Kepala Divisi Riset Metals Deutsche Bank, Michael Hsueh, menilai fenomena tersebut tidak sepenuhnya mengejutkan bila melihat perbedaan karakter fundamental pasar pada setiap krisis. Menurut dia, pola serupa juga pernah terjadi tahun lalu setelah serangan Israel terhadap Iran, ketika reaksi pasar tidak selalu sejalan dengan tingkat ketegangan geopolitik.

“Ada perbedaan yang lebih besar antara masing-masing kasus daripada perkiraan rata-rata,” ujar Hsueh.

Pengamatan serupa disampaikan analis komoditas Commerzbank, Carsten Fritsch. Ia menilai emas kehilangan momentum sebagai aset safe haven yang biasanya menguat saat konflik pecah antara Iran dan Israel. Data pasar juga menunjukkan harga emas saat ini justru lebih rendah dibandingkan level sesaat sebelum konflik tersebut meletus secara terbuka, sebuah kondisi yang jarang terjadi ketika ketidakpastian global sedang tinggi.

“Harga emas tidak bisa memanfaatkan ketidakpastian perang Iran. Sebaliknya, harganya bahkan lebih rendah dibanding sebelum perang dimulai,” kata Fritsch.

Dari sisi teknis, penguatan Dolar AS disebut menjadi faktor utama yang menahan kenaikan emas.

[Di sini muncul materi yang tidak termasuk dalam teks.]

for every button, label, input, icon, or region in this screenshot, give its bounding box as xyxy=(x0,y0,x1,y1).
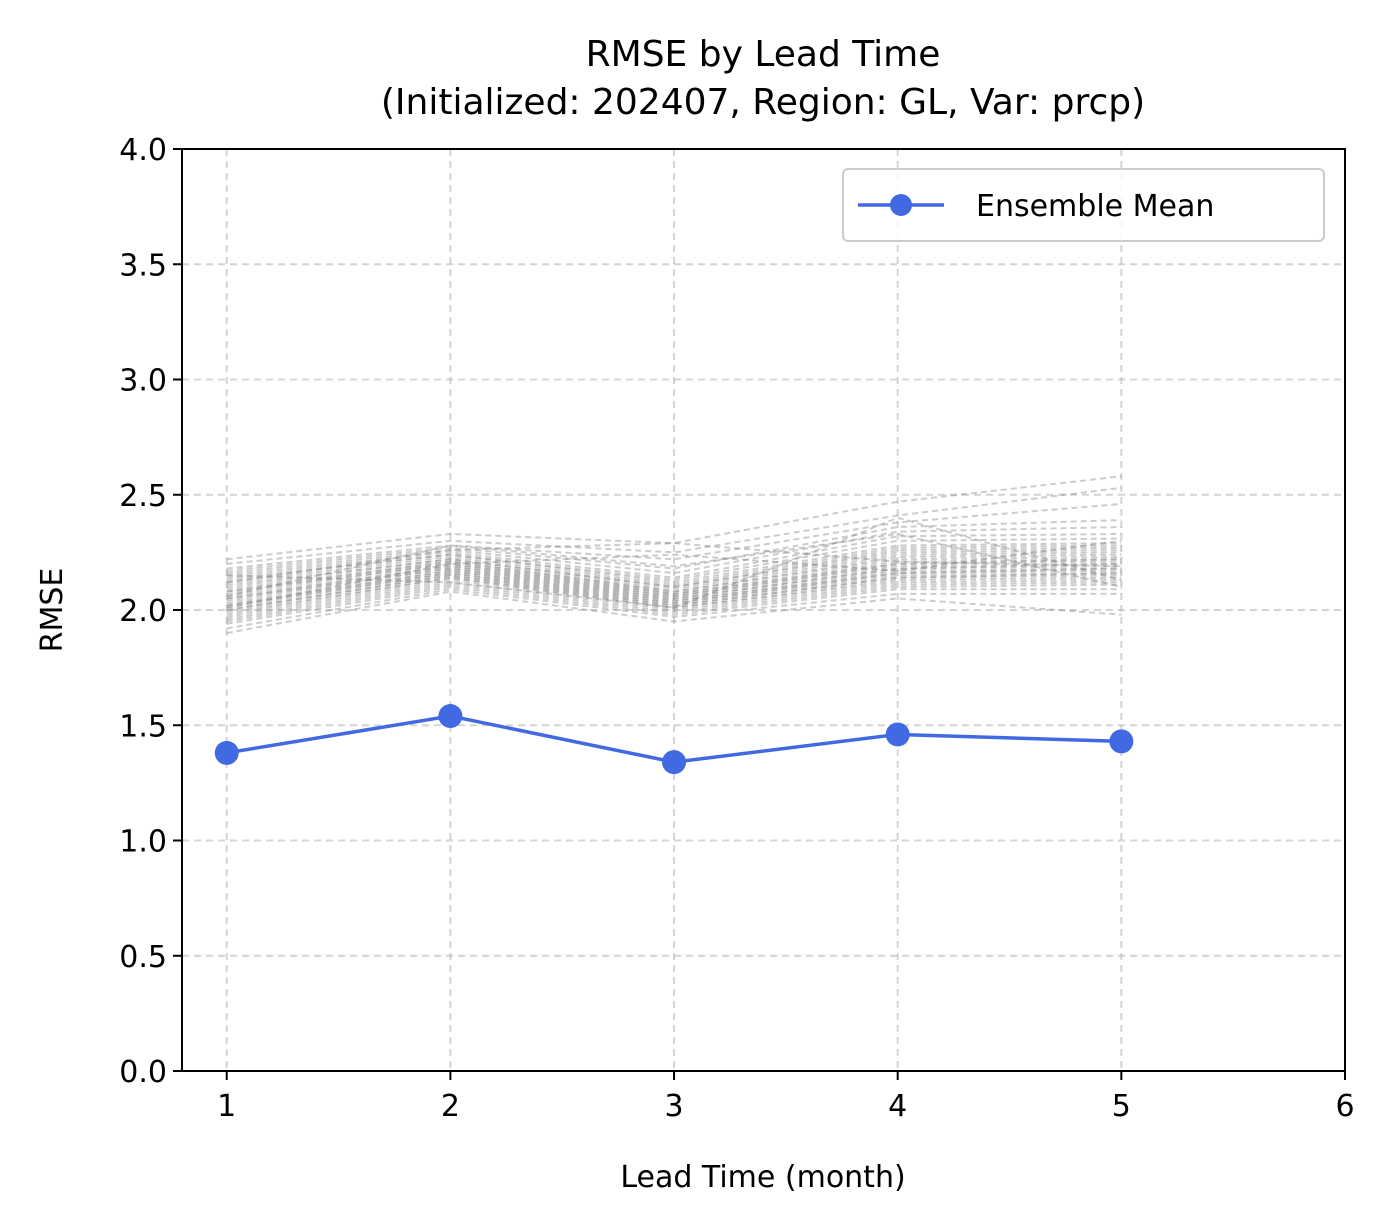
ensemble-member-line xyxy=(226,546,1122,588)
ensemble-mean-point xyxy=(662,750,687,775)
x-tick-label: 5 xyxy=(1112,1089,1131,1124)
ensemble-mean-point xyxy=(1109,729,1134,754)
ensemble-member-line xyxy=(226,572,1122,611)
y-tick-label: 3.5 xyxy=(119,248,167,283)
y-tick-label: 0.0 xyxy=(119,1055,167,1090)
y-tick-label: 2.0 xyxy=(119,594,167,629)
ensemble-member-line xyxy=(226,519,1122,572)
x-tick-label: 3 xyxy=(664,1089,683,1124)
ensemble-member-line xyxy=(226,532,1122,579)
y-axis-label: RMSE xyxy=(35,568,70,653)
y-tick-label: 1.5 xyxy=(119,709,167,744)
ensemble-mean-point xyxy=(885,722,910,747)
ensemble-member-line xyxy=(226,565,1122,605)
ensemble-member-line xyxy=(226,562,1122,600)
y-axis: 0.0 0.5 1.0 1.5 2.0 2.5 3.0 3.5 4.0 xyxy=(119,133,182,1090)
ensemble-member-line xyxy=(226,502,1122,570)
ensemble-member-line xyxy=(226,558,1122,595)
x-tick-label: 2 xyxy=(441,1089,460,1124)
ensemble-members xyxy=(226,475,1122,635)
y-tick-label: 4.0 xyxy=(119,133,167,168)
ensemble-member-line xyxy=(226,581,1122,621)
ensemble-member-line xyxy=(226,569,1122,609)
ensemble-member-line xyxy=(226,574,1122,614)
y-tick-label: 3.0 xyxy=(119,364,167,399)
ensemble-member-line xyxy=(226,572,1122,611)
ensemble-member-line xyxy=(226,532,1122,598)
ensemble-member-line xyxy=(226,486,1122,565)
ensemble-member-line xyxy=(226,551,1122,591)
legend-label: Ensemble Mean xyxy=(976,189,1214,224)
ensemble-member-line xyxy=(226,555,1122,593)
x-axis: 1 2 3 4 5 6 xyxy=(217,1071,1355,1124)
ensemble-member-line xyxy=(226,549,1122,588)
ensemble-member-line xyxy=(226,542,1122,584)
x-tick-label: 4 xyxy=(888,1089,907,1124)
ensemble-member-line xyxy=(226,567,1122,607)
ensemble-member-line xyxy=(226,583,1122,623)
ensemble-mean-point xyxy=(214,740,239,765)
legend-frame xyxy=(842,168,1325,242)
x-axis-label: Lead Time (month) xyxy=(620,1160,905,1195)
legend: Ensemble Mean xyxy=(842,168,1325,242)
ensemble-member-line xyxy=(226,537,1122,582)
chart-title-line1: RMSE by Lead Time xyxy=(586,34,941,75)
ensemble-member-line xyxy=(226,558,1122,598)
y-tick-label: 1.0 xyxy=(119,825,167,860)
chart-title-line2: (Initialized: 202407, Region: GL, Var: p… xyxy=(381,82,1145,123)
ensemble-member-line xyxy=(226,560,1122,600)
ensemble-member-line xyxy=(226,588,1122,630)
ensemble-member-line xyxy=(226,475,1122,561)
ensemble-mean-point xyxy=(438,704,463,729)
x-tick-label: 1 xyxy=(217,1089,236,1124)
y-tick-label: 2.5 xyxy=(119,479,167,514)
x-tick-label: 6 xyxy=(1335,1089,1354,1124)
y-tick-label: 0.5 xyxy=(119,940,167,975)
ensemble-member-line xyxy=(226,553,1122,593)
ensemble-member-line xyxy=(226,562,1122,602)
ensemble-member-line xyxy=(226,585,1122,625)
ensemble-member-line xyxy=(226,579,1122,618)
ensemble-member-line xyxy=(226,590,1122,635)
ensemble-mean-series xyxy=(214,704,1134,775)
ensemble-member-line xyxy=(226,544,1122,586)
ensemble-member-line xyxy=(226,542,1122,584)
ensemble-member-line xyxy=(226,567,1122,607)
ensemble-member-line xyxy=(226,526,1122,575)
ensemble-member-line xyxy=(226,576,1122,616)
ensemble-member-line xyxy=(226,539,1122,609)
legend-marker xyxy=(890,194,912,216)
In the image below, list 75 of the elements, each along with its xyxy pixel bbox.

Dolar yang menguat membuat emas menjadi lebih mahal bagi pemegang mata uang lain, sehingga permintaan global berkurang.

Di saat yang sama, lonjakan harga minyak dunia akibat perang memicu tekanan inflasi. Situasi ini mendorong ekspektasi pasar bahwa Federal Reserve (The Fed) akan mempertahankan suku bunga tinggi lebih lama. Suku bunga tinggi cenderung mengurangi daya tarik emas karena logam mulia tersebut tidak memberikan imbal hasil bunga dibandingkan instrumen investasi lain.

Sementara itu, CEO Fragold GmbH Wolfgang Wrzesniok-Roßbach menilai stabilitas harga emas saat ini merupakan fase “pendinginan” yang wajar setelah kenaikan yang dinilai tidak wajar pada awal tahun, yang menurutnya dipicu spekulasi dan tidak didorong data fundamental. Ia mencatat lonjakan harga pada kuartal sebelumnya berdampak pada sektor riil, dengan permintaan perhiasan turun ke level terendah dalam 15 tahun terakhir.

Ia juga menyebut bank sentral mulai menahan pembelian, dengan penyerapan 230 ton pada kuartal keempat. Angka tersebut menjadi permintaan terendah kedua dalam lima tahun terakhir, yang dikaitkan dengan harga yang sudah terlalu mahal.

“Kenaikan harga emas dan logam mulia lainnya pada kuartal terakhir dan pada bulan Januari yang tidak didorong data fundamental (lebih pada spekulasi), sehingga harga menjadi terlalu tinggi,” tuturnya.